Fatales Signal

Der Streit um das ungarische Mediengesetz hat die Beziehungen zwischen Brüssel und Budapest wochenlang belastet. Nun gibt es einen faulen Kompromiss.

Noch zu Wochenbeginn tönte Viktor Orban vor dem heimischen Parlament, er habe die Brüsseler Kritik an seinem Mediengesetz „zurückgeschlagen“. Die EU-Kommission zeichnete gestern ein vollständig anderes Bild. Budapest wolle in allen beanstandeten Punkten nachbessern. Demnach ist der rechtspopulistische ungarische Premier eingeknickt.

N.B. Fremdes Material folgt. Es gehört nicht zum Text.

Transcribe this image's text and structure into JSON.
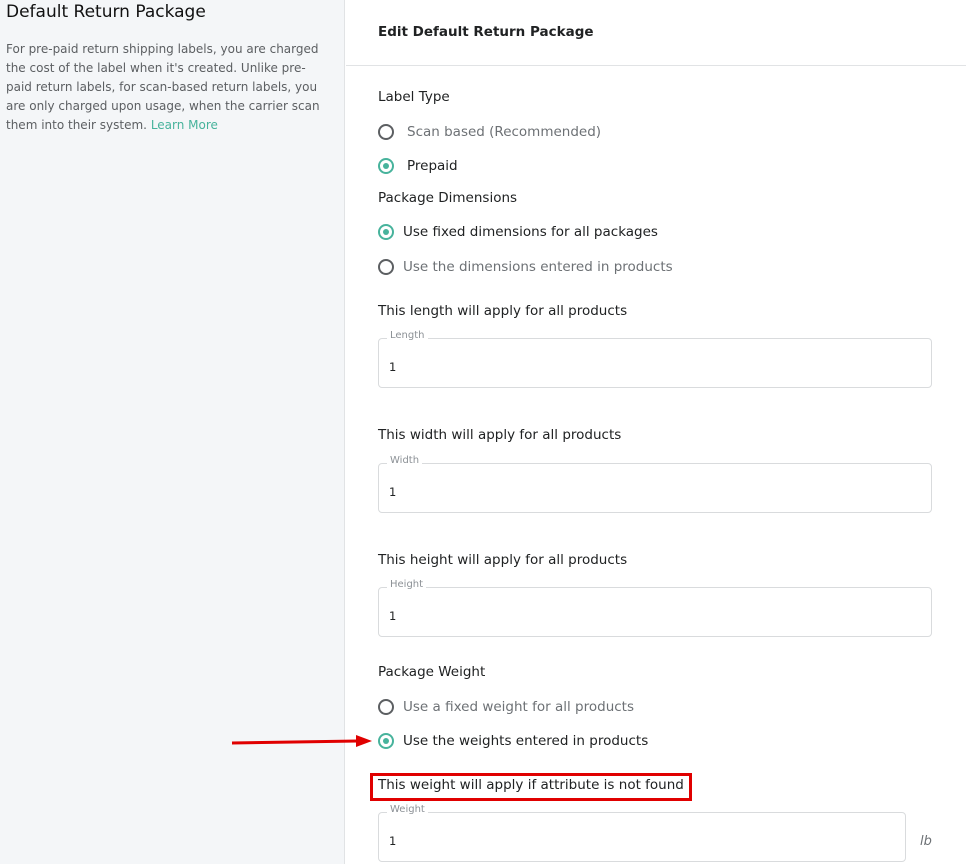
{
  "sidebar": {
    "title": "Default Return Package",
    "description": "For pre-paid return shipping labels, you are charged the cost of the label when it's created. Unlike pre-paid return labels, for scan-based return labels, you are only charged upon usage, when the carrier scan them into their system.",
    "learn_more": "Learn More"
  },
  "card": {
    "title": "Edit Default Return Package",
    "label_type": {
      "heading": "Label Type",
      "options": [
        "Scan based (Recommended)",
        "Prepaid"
      ],
      "selected": "Prepaid"
    },
    "package_dimensions": {
      "heading": "Package Dimensions",
      "options": [
        "Use fixed dimensions for all packages",
        "Use the dimensions entered in products"
      ],
      "selected": "Use fixed dimensions for all packages"
    },
    "length": {
      "heading": "This length will apply for all products",
      "label": "Length",
      "value": "1"
    },
    "width": {
      "heading": "This width will apply for all products",
      "label": "Width",
      "value": "1"
    },
    "height": {
      "heading": "This height will apply for all products",
      "label": "Height",
      "value": "1"
    },
    "package_weight": {
      "heading": "Package Weight",
      "options": [
        "Use a fixed weight for all products",
        "Use the weights entered in products"
      ],
      "selected": "Use the weights entered in products"
    },
    "weight": {
      "heading": "This weight will apply if attribute is not found",
      "label": "Weight",
      "value": "1",
      "unit": "lb"
    }
  },
  "colors": {
    "accent": "#47b39c",
    "annotation": "#e00000"
  },
  "icons": {
    "arrow": "red-arrow-icon"
  }
}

Beide Versionen sind irreführend. Orban hat sich als ausgesprochen elastisch erwiesen. Er hat vor allem dort klein beigegeben, wo ausländische Medienkonzerne betroffen waren. Das nimmt der internationalen Kritik den Wind aus den Segeln. Ein Erfolg für Brüssel ist es auch, dass Budapest die Verpflichtung zu einer „ausgewogenen Berichterstattung“ abgemildert hat. Die ursprüngliche Fassung hätte Missbrauch Tür und Tor geöffnet, denn über die Einhaltung der Regeln soll eine Kontrollbehörde wachen – und die hängt am Gängelband der Regierung.

Genau an diesem Punkt schlägt denn auch das Pendel zurück. Dass Orban seinen Medienrat behalten darf, ist und bleibt ein Skandal. Auf neun Jahre (!) hat der Premier die Mitglieder des Gremiums ernannt, das über Zeitungen, Internet, Funk und Fernsehen wachen soll. Es sind Orbans Leute, die bis zum Ende des Jahrzehnts die Medienaufsicht in Ungarn führen und existenzgefährdende Geldstrafen verhängen dürfen. Mit Pressefreiheit hat das nichts zu tun.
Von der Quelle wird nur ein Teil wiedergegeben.